Иммуноблоттинг – (от англ. «blot» – пятно) – метод идентификации антигенов (или антител) с помощью известных сывороток (или антигенов). Представляет собой сочетание гель-электрофореза с ИФА. Первоначально бактериальные клетки или вирионы разрушают при помощи ультразвука, а затем методом электрофореза разделяют все антигены вируса или бактериальных клеток и получают коммерческий реагент на специальной нитроцеллюлозной плёнке. При постановке иммуноблоттинга на плёнку с известными антигенами наносится исследуемая сыворотка пациента. После инкубации и отмывания несвязавшихся антител, приступают к ИФА – на плёнку наносят антисыворотку к иммуноглобулинам человека, меченную ферментом, и хромогенный субстрат, изменяющий окраску при взаимодействии с ферментом. При наличии комплексов антиген-антитело-антисыворотка к иммуноглобулину-фермент на носителе появляются окрашенные пятна. Метод иммуноблоттинга позволяет отдельно обнаружить антитела на различные антигены возбудителя (например, при ВИЧ-инфекции иммуноблоттинг выявляет антитела на gp120, gp24 и другие антигены вируса).

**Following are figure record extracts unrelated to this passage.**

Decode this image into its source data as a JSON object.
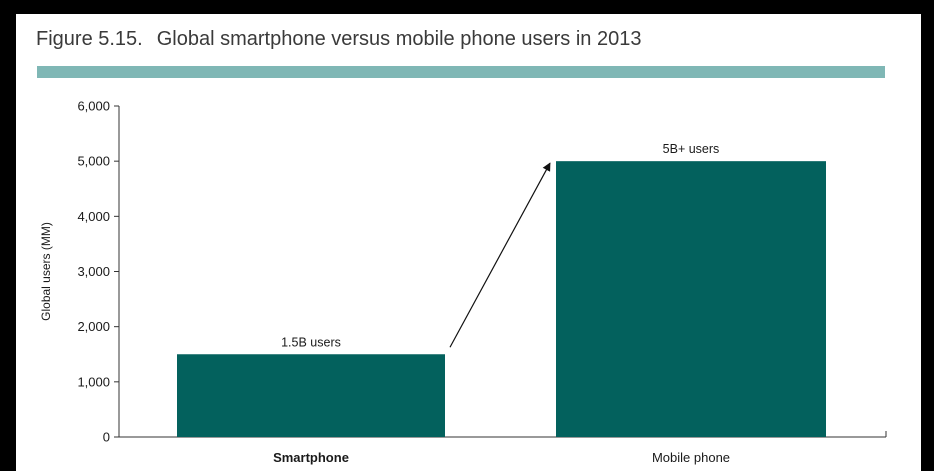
{
  "figure": {
    "number": "Figure 5.15.",
    "title": "Global smartphone versus mobile phone users in 2013"
  },
  "colors": {
    "bar": "#03615d",
    "rule": "#7fb7b5",
    "axis": "#333333",
    "text": "#1a1a1a"
  },
  "chart_data": {
    "type": "bar",
    "title": "Global smartphone versus mobile phone users in 2013",
    "xlabel": "",
    "ylabel": "Global users (MM)",
    "ylim": [
      0,
      6000
    ],
    "yticks": [
      0,
      1000,
      2000,
      3000,
      4000,
      5000,
      6000
    ],
    "ytick_labels": [
      "0",
      "1,000",
      "2,000",
      "3,000",
      "4,000",
      "5,000",
      "6,000"
    ],
    "categories": [
      "Smartphone",
      "Mobile phone"
    ],
    "values": [
      1500,
      5000
    ],
    "data_labels": [
      "1.5B users",
      "5B+ users"
    ],
    "annotations": [
      {
        "type": "arrow",
        "from_category": "Smartphone",
        "to_category": "Mobile phone"
      }
    ],
    "grid": false,
    "legend": "none"
  }
}
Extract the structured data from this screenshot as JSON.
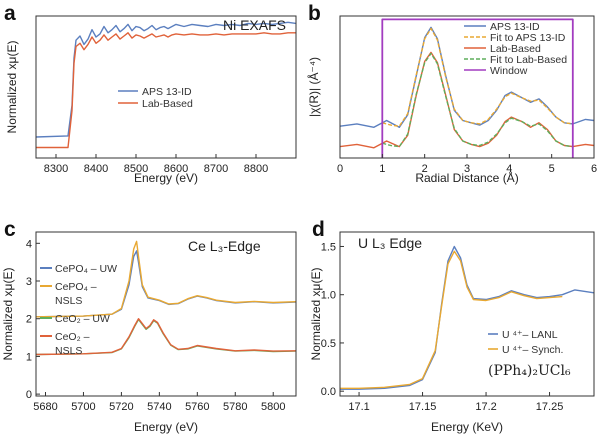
{
  "figure": {
    "panel_letters": [
      "a",
      "b",
      "c",
      "d"
    ]
  },
  "colors": {
    "blue": "#5b7fbf",
    "red": "#e0623a",
    "orange": "#e8a832",
    "green": "#5fae5c",
    "purple": "#a23cc0",
    "axis": "#333333"
  },
  "chart_data": [
    {
      "id": "a",
      "type": "line",
      "title": "Ni EXAFS",
      "xlabel": "Energy (eV)",
      "ylabel": "Normalized xμ(E)",
      "xlim": [
        8250,
        8900
      ],
      "ylim": [
        0,
        1.35
      ],
      "xticks": [
        8300,
        8400,
        8500,
        8600,
        8700,
        8800
      ],
      "yticks": [],
      "legend": {
        "position": "center",
        "entries": [
          "APS 13-ID",
          "Lab-Based"
        ]
      },
      "series": [
        {
          "name": "APS 13-ID",
          "color": "#5b7fbf",
          "x": [
            8250,
            8330,
            8340,
            8345,
            8350,
            8360,
            8370,
            8380,
            8390,
            8400,
            8410,
            8420,
            8430,
            8440,
            8450,
            8460,
            8470,
            8480,
            8490,
            8500,
            8510,
            8520,
            8530,
            8540,
            8550,
            8560,
            8570,
            8580,
            8590,
            8600,
            8620,
            8640,
            8660,
            8680,
            8700,
            8720,
            8740,
            8760,
            8780,
            8800,
            8820,
            8840,
            8860,
            8880,
            8900
          ],
          "y": [
            0.2,
            0.21,
            0.5,
            0.95,
            1.12,
            1.16,
            1.08,
            1.13,
            1.22,
            1.15,
            1.18,
            1.25,
            1.19,
            1.22,
            1.26,
            1.2,
            1.23,
            1.27,
            1.21,
            1.25,
            1.24,
            1.21,
            1.23,
            1.26,
            1.22,
            1.24,
            1.25,
            1.23,
            1.25,
            1.27,
            1.25,
            1.27,
            1.26,
            1.25,
            1.27,
            1.26,
            1.27,
            1.26,
            1.28,
            1.27,
            1.28,
            1.27,
            1.28,
            1.29,
            1.28
          ]
        },
        {
          "name": "Lab-Based",
          "color": "#e0623a",
          "x": [
            8250,
            8330,
            8340,
            8345,
            8350,
            8360,
            8370,
            8380,
            8390,
            8400,
            8410,
            8420,
            8430,
            8440,
            8450,
            8460,
            8470,
            8480,
            8490,
            8500,
            8510,
            8520,
            8530,
            8540,
            8550,
            8560,
            8570,
            8580,
            8590,
            8600,
            8620,
            8640,
            8660,
            8680,
            8700,
            8720,
            8740,
            8760,
            8780,
            8800,
            8820,
            8840,
            8860,
            8880,
            8900
          ],
          "y": [
            0.1,
            0.1,
            0.45,
            0.9,
            1.06,
            1.09,
            1.03,
            1.08,
            1.15,
            1.09,
            1.12,
            1.17,
            1.12,
            1.15,
            1.18,
            1.13,
            1.16,
            1.19,
            1.14,
            1.17,
            1.16,
            1.14,
            1.16,
            1.18,
            1.15,
            1.16,
            1.17,
            1.15,
            1.17,
            1.18,
            1.17,
            1.18,
            1.17,
            1.17,
            1.18,
            1.17,
            1.18,
            1.18,
            1.18,
            1.18,
            1.19,
            1.18,
            1.18,
            1.19,
            1.19
          ]
        }
      ]
    },
    {
      "id": "b",
      "type": "line",
      "title": "",
      "xlabel": "Radial Distance (Å)",
      "ylabel": "|χ(R)| (Å⁻⁴)",
      "xlim": [
        0,
        6
      ],
      "ylim": [
        0,
        1.25
      ],
      "xticks": [
        0,
        1,
        2,
        3,
        4,
        5,
        6
      ],
      "yticks": [],
      "legend": {
        "position": "top-right",
        "entries": [
          "APS 13-ID",
          "Fit to APS 13-ID",
          "Lab-Based",
          "Fit to Lab-Based",
          "Window"
        ]
      },
      "series": [
        {
          "name": "APS 13-ID",
          "color": "#5b7fbf",
          "dash": false,
          "x": [
            0,
            0.4,
            0.8,
            1.1,
            1.4,
            1.6,
            1.8,
            2.0,
            2.15,
            2.3,
            2.5,
            2.7,
            2.9,
            3.1,
            3.3,
            3.5,
            3.7,
            3.9,
            4.05,
            4.3,
            4.5,
            4.7,
            4.9,
            5.1,
            5.3,
            5.5,
            5.8,
            6.0
          ],
          "y": [
            0.28,
            0.3,
            0.27,
            0.33,
            0.27,
            0.38,
            0.72,
            1.06,
            1.15,
            1.05,
            0.72,
            0.42,
            0.33,
            0.31,
            0.29,
            0.33,
            0.42,
            0.55,
            0.58,
            0.53,
            0.49,
            0.52,
            0.45,
            0.36,
            0.31,
            0.3,
            0.34,
            0.33
          ]
        },
        {
          "name": "Fit to APS 13-ID",
          "color": "#e8a832",
          "dash": true,
          "x": [
            1.0,
            1.2,
            1.4,
            1.6,
            1.8,
            2.0,
            2.15,
            2.3,
            2.5,
            2.7,
            2.9,
            3.1,
            3.3,
            3.5,
            3.7,
            3.9,
            4.05,
            4.3,
            4.5,
            4.7,
            4.9,
            5.1,
            5.3,
            5.5
          ],
          "y": [
            0.31,
            0.29,
            0.28,
            0.39,
            0.73,
            1.05,
            1.14,
            1.04,
            0.71,
            0.43,
            0.33,
            0.31,
            0.3,
            0.34,
            0.43,
            0.54,
            0.57,
            0.53,
            0.5,
            0.51,
            0.44,
            0.36,
            0.31,
            0.3
          ]
        },
        {
          "name": "Lab-Based",
          "color": "#e0623a",
          "dash": false,
          "x": [
            0,
            0.4,
            0.8,
            1.1,
            1.4,
            1.6,
            1.8,
            2.0,
            2.15,
            2.3,
            2.5,
            2.7,
            2.9,
            3.1,
            3.3,
            3.5,
            3.7,
            3.9,
            4.05,
            4.3,
            4.5,
            4.7,
            4.9,
            5.1,
            5.3,
            5.5,
            5.8,
            6.0
          ],
          "y": [
            0.1,
            0.12,
            0.09,
            0.15,
            0.1,
            0.2,
            0.55,
            0.85,
            0.93,
            0.84,
            0.55,
            0.25,
            0.15,
            0.12,
            0.1,
            0.13,
            0.2,
            0.32,
            0.36,
            0.32,
            0.27,
            0.31,
            0.25,
            0.15,
            0.11,
            0.1,
            0.12,
            0.11
          ]
        },
        {
          "name": "Fit to Lab-Based",
          "color": "#5fae5c",
          "dash": true,
          "x": [
            1.0,
            1.2,
            1.4,
            1.6,
            1.8,
            2.0,
            2.15,
            2.3,
            2.5,
            2.7,
            2.9,
            3.1,
            3.3,
            3.5,
            3.7,
            3.9,
            4.05,
            4.3,
            4.5,
            4.7,
            4.9,
            5.1,
            5.3,
            5.5
          ],
          "y": [
            0.13,
            0.11,
            0.1,
            0.21,
            0.56,
            0.84,
            0.92,
            0.83,
            0.54,
            0.26,
            0.15,
            0.12,
            0.11,
            0.14,
            0.21,
            0.31,
            0.35,
            0.32,
            0.28,
            0.3,
            0.24,
            0.15,
            0.11,
            0.1
          ]
        },
        {
          "name": "Window",
          "color": "#a23cc0",
          "dash": false,
          "x": [
            1.0,
            1.0,
            5.5,
            5.5
          ],
          "y": [
            0,
            1.22,
            1.22,
            0
          ]
        }
      ]
    },
    {
      "id": "c",
      "type": "line",
      "title": "Ce L₃-Edge",
      "xlabel": "Energy (eV)",
      "ylabel": "Normalized xμ(E)",
      "xlim": [
        5675,
        5812
      ],
      "ylim": [
        -0.05,
        4.3
      ],
      "xticks": [
        5680,
        5700,
        5720,
        5740,
        5760,
        5780,
        5800
      ],
      "yticks": [
        0,
        1,
        2,
        3,
        4
      ],
      "legend": {
        "position": "top-left",
        "entries": [
          "CePO₄ – UW",
          "CePO₄ – NSLS",
          "CeO₂ – UW",
          "CeO₂ – NSLS"
        ]
      },
      "series": [
        {
          "name": "CePO₄ – UW",
          "color": "#5b7fbf",
          "x": [
            5675,
            5700,
            5715,
            5720,
            5724,
            5726.5,
            5728,
            5729,
            5731,
            5734,
            5740,
            5745,
            5750,
            5755,
            5760,
            5765,
            5770,
            5780,
            5790,
            5800,
            5812
          ],
          "y": [
            2.05,
            2.07,
            2.12,
            2.25,
            2.9,
            3.65,
            3.8,
            3.5,
            2.85,
            2.55,
            2.48,
            2.38,
            2.4,
            2.52,
            2.6,
            2.55,
            2.48,
            2.42,
            2.45,
            2.42,
            2.44
          ]
        },
        {
          "name": "CePO₄ – NSLS",
          "color": "#e8a832",
          "x": [
            5675,
            5700,
            5715,
            5720,
            5724,
            5726.5,
            5728,
            5729,
            5731,
            5734,
            5740,
            5745,
            5750,
            5755,
            5760,
            5765,
            5770,
            5780,
            5790,
            5800,
            5812
          ],
          "y": [
            2.05,
            2.07,
            2.12,
            2.27,
            3.0,
            3.85,
            4.05,
            3.65,
            2.9,
            2.57,
            2.49,
            2.39,
            2.41,
            2.53,
            2.61,
            2.56,
            2.49,
            2.43,
            2.46,
            2.43,
            2.45
          ]
        },
        {
          "name": "CeO₂ – UW",
          "color": "#5fae5c",
          "x": [
            5675,
            5700,
            5715,
            5720,
            5724,
            5727,
            5729,
            5731,
            5733,
            5735,
            5737,
            5739,
            5742,
            5746,
            5750,
            5755,
            5760,
            5770,
            5780,
            5790,
            5800,
            5812
          ],
          "y": [
            1.05,
            1.07,
            1.1,
            1.2,
            1.5,
            1.8,
            1.98,
            1.85,
            1.72,
            1.8,
            1.95,
            1.88,
            1.6,
            1.3,
            1.18,
            1.2,
            1.28,
            1.2,
            1.14,
            1.16,
            1.13,
            1.14
          ]
        },
        {
          "name": "CeO₂ – NSLS",
          "color": "#e0623a",
          "x": [
            5675,
            5700,
            5715,
            5720,
            5724,
            5727,
            5729,
            5731,
            5733,
            5735,
            5737,
            5739,
            5742,
            5746,
            5750,
            5755,
            5760,
            5770,
            5780,
            5790,
            5800,
            5812
          ],
          "y": [
            1.05,
            1.07,
            1.11,
            1.21,
            1.52,
            1.82,
            2.0,
            1.87,
            1.74,
            1.82,
            1.97,
            1.9,
            1.62,
            1.31,
            1.19,
            1.21,
            1.29,
            1.21,
            1.15,
            1.17,
            1.14,
            1.15
          ]
        }
      ]
    },
    {
      "id": "d",
      "type": "line",
      "title": "U L₃ Edge",
      "xlabel": "Energy (KeV)",
      "ylabel": "Normalized xμ(E)",
      "xlim": [
        17.085,
        17.285
      ],
      "ylim": [
        -0.05,
        1.65
      ],
      "xticks": [
        17.1,
        17.15,
        17.2,
        17.25
      ],
      "yticks": [
        0.0,
        0.5,
        1.0,
        1.5
      ],
      "annotation": "(PPh₄)₂UCl₆",
      "legend": {
        "position": "bottom-right",
        "entries": [
          "U ⁴⁺– LANL",
          "U ⁴⁺– Synch."
        ]
      },
      "series": [
        {
          "name": "U ⁴⁺– LANL",
          "color": "#5b7fbf",
          "x": [
            17.085,
            17.1,
            17.12,
            17.14,
            17.15,
            17.16,
            17.165,
            17.17,
            17.175,
            17.18,
            17.185,
            17.19,
            17.2,
            17.21,
            17.22,
            17.23,
            17.24,
            17.25,
            17.26,
            17.27,
            17.285
          ],
          "y": [
            0.02,
            0.02,
            0.03,
            0.06,
            0.12,
            0.4,
            0.9,
            1.35,
            1.5,
            1.38,
            1.1,
            0.96,
            0.95,
            0.98,
            1.04,
            1.0,
            0.97,
            0.98,
            1.0,
            1.05,
            1.02
          ]
        },
        {
          "name": "U ⁴⁺– Synch.",
          "color": "#e8a832",
          "x": [
            17.085,
            17.1,
            17.12,
            17.14,
            17.15,
            17.16,
            17.165,
            17.17,
            17.175,
            17.18,
            17.185,
            17.19,
            17.2,
            17.21,
            17.22,
            17.23,
            17.24,
            17.25,
            17.26
          ],
          "y": [
            0.03,
            0.03,
            0.04,
            0.07,
            0.13,
            0.42,
            0.88,
            1.32,
            1.45,
            1.35,
            1.08,
            0.95,
            0.94,
            0.97,
            1.03,
            0.99,
            0.96,
            0.97,
            0.98
          ]
        }
      ]
    }
  ]
}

Радиоиммунный анализ (РИА)
В основе метода лежит реакция антиген-антитело с применением метки антигена или антитела радионуклидом. В качестве метки используются 125I, 14C, 3H, 51Cr и другие радионуклиды. Образующиеся иммунные комплексы выделяют из системы и определяют их радиоактивность на счётчиках (β-излучение). Интенсивность излучения прямо пропорциональна количеству связавшихся молекул антигена и антител.
Широко распространён твёрдофазный вариант РИА с использованием меченых антител или антигенов, сорбированных в лунках полистироловых панелей.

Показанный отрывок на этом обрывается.